Yes, we are working towards doubling our revenues in the next one year. We began by selling in the online space, because it was easy to reach consumers and educate them through the online medium. And then within 6 to 8 months of our online presence, we started working towards our offline expansion. Like I said, we started primarily with the Shop in Shop (SIS) format and we had our first shop-in-shop store in Mumbai Crawford market. Since then we have had about 1,100 live outlets and together they bring in between Rs 10 to 12 crore worth of MRP business every month. From doing purely business to scaling to 1,100 outlets took us about two years. Since offline was our point of contact, we wanted to grow that. Now we are planning to double the shop-in-shop models and also expand presence in General Trade outlets. As for challenges, availability of space - the kind of space where we can convey the brand personality in the right manner - is a challenge. Also the ethos of the offline business is very different from the online one; you have to be very mindful of all your expenses, the payments due and credits, which work very differently here. Also, it’s important to be hands-on and have a complete view of all that’s happening at the store level every day. But despite all this, end of the day there is the satisfaction of having achieved something tangible and having communicated well with our consumers and our team. In this category, with new products being launched constantly, the shopper’s need to physically try and experiment, especially under the expert guidance of beauty advisers, will never die, and hence the offline retail space will always be important.
What’s the sales ratio of your online and offline?
Right now, offline to online is at 45:55. But in the coming few years, we see it reaching 50-50.
With the offline space being so critical in this category, what’s your approach to store experience and in-store elements like fit-outs?

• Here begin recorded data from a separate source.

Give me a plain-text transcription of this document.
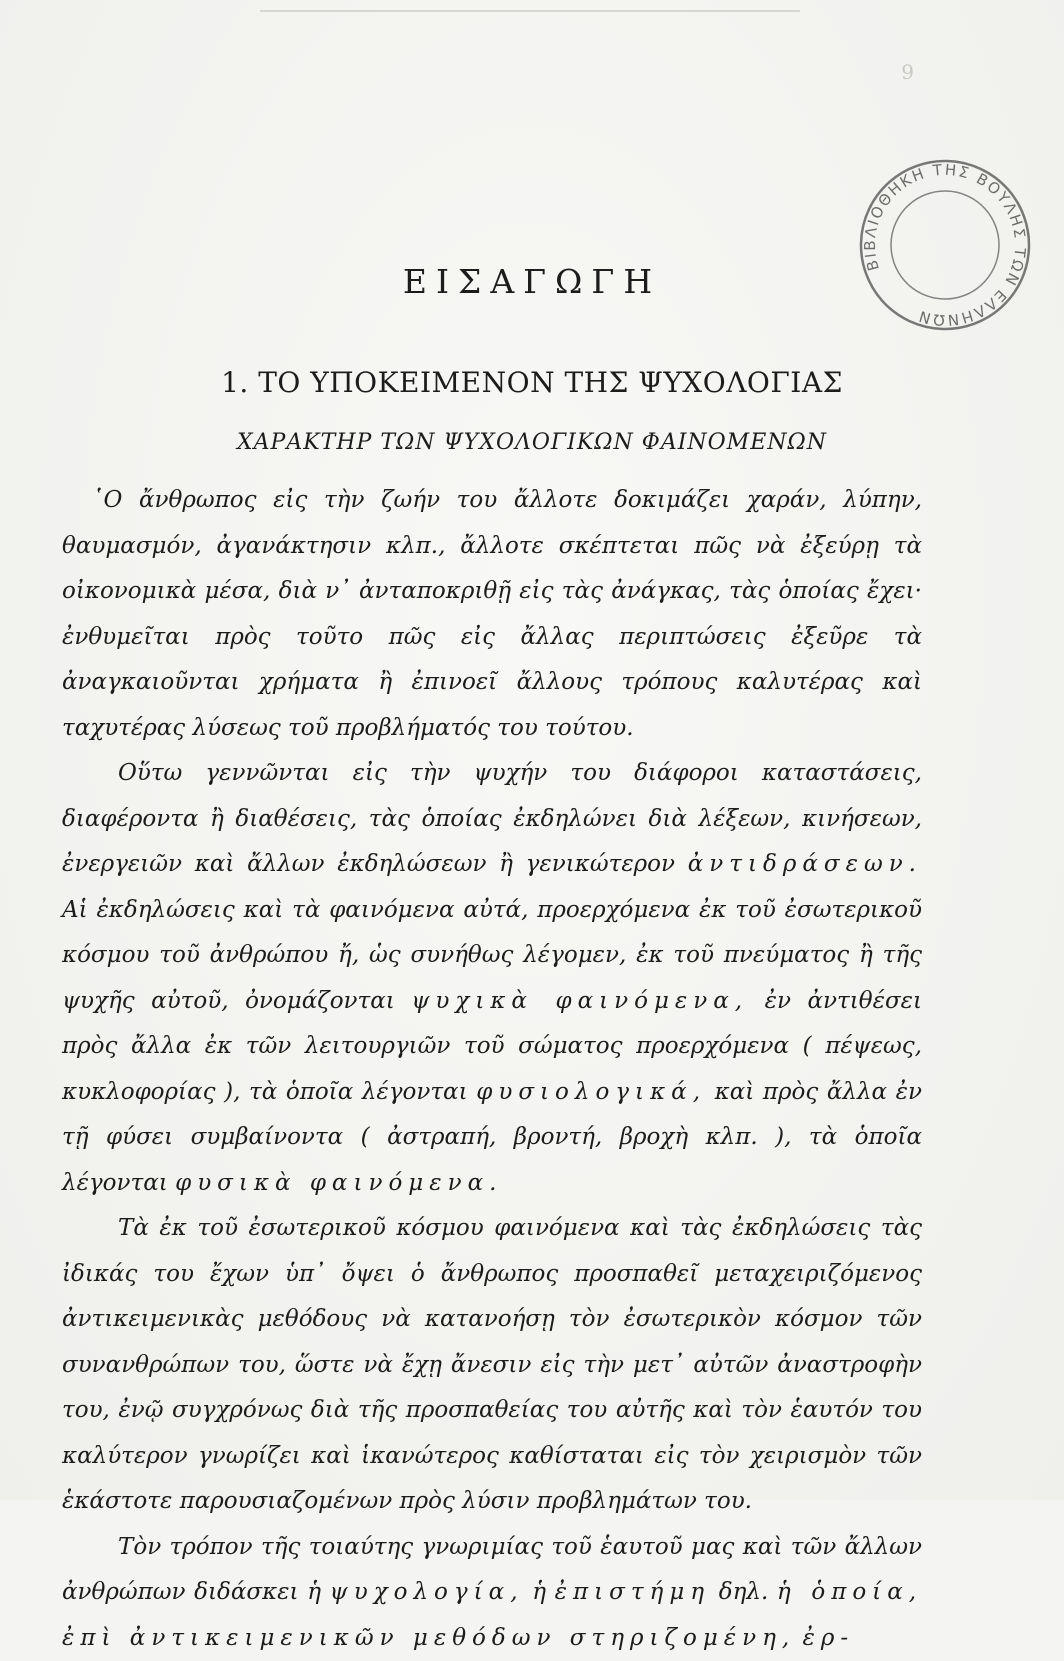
9
ΒΙΒΛΙΟΘΗΚΗ ΤΗΣ ΒΟΥΛΗΣ ΤΩΝ ΕΛΛΗΝΩΝ
ΕΙΣΑΓΩΓΗ
1. ΤΟ ΥΠΟΚΕΙΜΕΝΟΝ ΤΗΣ ΨΥΧΟΛΟΓΙΑΣ
ΧΑΡΑΚΤΗΡ ΤΩΝ ΨΥΧΟΛΟΓΙΚΩΝ ΦΑΙΝΟΜΕΝΩΝ

῾Ο ἄνθρωπος εἰς τὴν ζωήν του ἄλλοτε δοκιμάζει χαράν, λύπην, θαυμασμόν, ἀγανάκτησιν κλπ., ἄλλοτε σκέπτεται πῶς νὰ ἐξεύρῃ τὰ οἰκονομικὰ μέσα, διὰ ν᾽ ἀνταποκριθῇ εἰς τὰς ἀνάγκας, τὰς ὁποίας ἔχει· ἐνθυμεῖται πρὸς τοῦτο πῶς εἰς ἄλλας περιπτώσεις ἐξεῦρε τὰ ἀναγκαιοῦνται χρήματα ἢ ἐπινοεῖ ἄλλους τρόπους καλυτέρας καὶ ταχυτέρας λύσεως τοῦ προβλήματός του τούτου.

Οὕτω γεννῶνται εἰς τὴν ψυχήν του διάφοροι καταστάσεις, διαφέροντα ἢ διαθέσεις, τὰς ὁποίας ἐκδηλώνει διὰ λέξεων, κινήσεων, ἐνεργειῶν καὶ ἄλλων ἐκδηλώσεων ἢ γενικώτερον ἀντιδράσεων. Αἱ ἐκδηλώσεις καὶ τὰ φαινόμενα αὐτά, προερχόμενα ἐκ τοῦ ἐσωτερικοῦ κόσμου τοῦ ἀνθρώπου ἤ, ὡς συνήθως λέγομεν, ἐκ τοῦ πνεύματος ἢ τῆς ψυχῆς αὐτοῦ, ὀνομάζονται ψυχικὰ φαινόμενα, ἐν ἀντιθέσει πρὸς ἄλλα ἐκ τῶν λειτουργιῶν τοῦ σώματος προερχόμενα ( πέψεως, κυκλοφορίας ), τὰ ὁποῖα λέγονται φυσιολογικά, καὶ πρὸς ἄλλα ἐν τῇ φύσει συμβαίνοντα ( ἀστραπή, βροντή, βροχὴ κλπ. ), τὰ ὁποῖα λέγονται φυσικὰ φαινόμενα.

Τὰ ἐκ τοῦ ἐσωτερικοῦ κόσμου φαινόμενα καὶ τὰς ἐκδηλώσεις τὰς ἰδικάς του ἔχων ὑπ᾽ ὄψει ὁ ἄνθρωπος προσπαθεῖ μεταχειριζόμενος ἀντικειμενικὰς μεθόδους νὰ κατανοήσῃ τὸν ἐσωτερικὸν κόσμον τῶν συνανθρώπων του, ὥστε νὰ ἔχῃ ἄνεσιν εἰς τὴν μετ᾽ αὐτῶν ἀναστροφὴν του, ἐνῷ συγχρόνως διὰ τῆς προσπαθείας του αὐτῆς καὶ τὸν ἑαυτόν του καλύτερον γνωρίζει καὶ ἱκανώτερος καθίσταται εἰς τὸν χειρισμὸν τῶν ἑκάστοτε παρουσιαζομένων πρὸς λύσιν προβλημάτων του.

Τὸν τρόπον τῆς τοιαύτης γνωριμίας τοῦ ἑαυτοῦ μας καὶ τῶν ἄλλων ἀνθρώπων διδάσκει ἡ ψυχολογία, ἡ ἐπιστήμη δηλ. ἡ ὁποία, ἐπὶ ἀντικειμενικῶν μεθόδων στηριζομένη, ἐρ-
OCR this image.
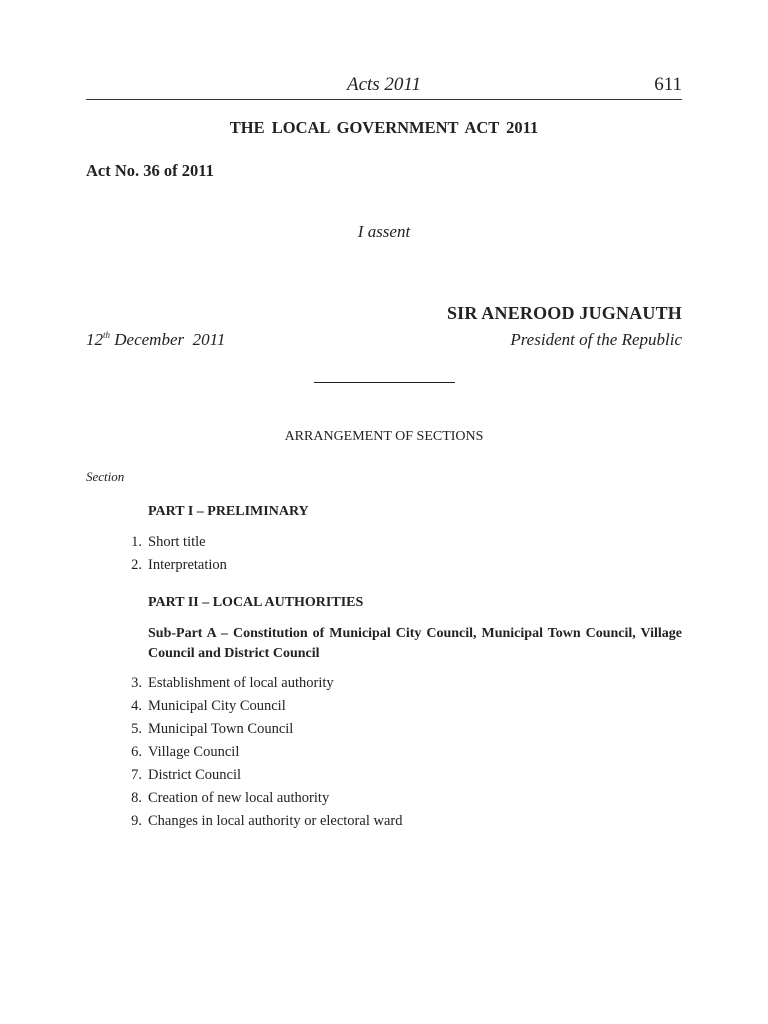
Acts 2011	611
THE LOCAL GOVERNMENT ACT 2011
Act No. 36 of 2011
I assent
SIR ANEROOD JUGNAUTH
12th December  2011	President of the Republic
ARRANGEMENT OF SECTIONS
Section
PART I – PRELIMINARY
1. Short title
2. Interpretation
PART II – LOCAL AUTHORITIES
Sub-Part A – Constitution of Municipal City Council, Municipal Town Council, Village Council and District Council
3. Establishment of local authority
4. Municipal City Council
5. Municipal Town Council
6. Village Council
7. District Council
8. Creation of new local authority
9. Changes in local authority or electoral ward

The entire store experience depends on the brand language that we have defined - irrespective of the store size and format, so there is a certain consistency and uniformity in terms of the branding, colours, lighting and materials that we use in the stores. At the same time, we make sure to keep changing the design of store elements in order to break the monotony for the customer and maintain freshness of look and feel. So for example, depending on a certain product launch, we add a touch of the right shade to our fixtures. The idea is for the customer to understand that it’s not just the product, but the overall experience that we focus on.
Given that there is a very clearly defined brand identity or language, as you said, how challenging is it for you to find suppliers who can deliver what you need, especially for store solutions like fixtures?
We have managed to build a network of suppliers over the years. Once the brand language is defined, it becomes easy to get things done from the suppliers, as it’s just a matter of replicating it at all the stores. But yes, in remote areas, it's sometimes difficult to find a vendor. So we have region wise vendors to meet our local requirements. But then it’s important to categorically define the task and make sure we find a vendor who has the capacity to take on that task.
Broadly, what do you look for in a fixture supplier or a partner?
For one, the kind of facility and infrastructure they have is an important factor. Secondly, their capacity for timely delivery is also important., So it’s also very important for us to understand their capacity so we know that when a supplier commits to a timeline, whether he can stick to it or not. Having a playbook with a streamlined process in place is thus important. We have a process in place for onboarding vendors, by which our team can understand all these important aspects.
Finally, any new expansion plans or other goalposts this year?
We want to scale up our GT presence from 5000 outlets to 25,000 in the coming year and, like I said, we are trying to double our business from last year. More importantly, we want to build a legacy brand that stays forever.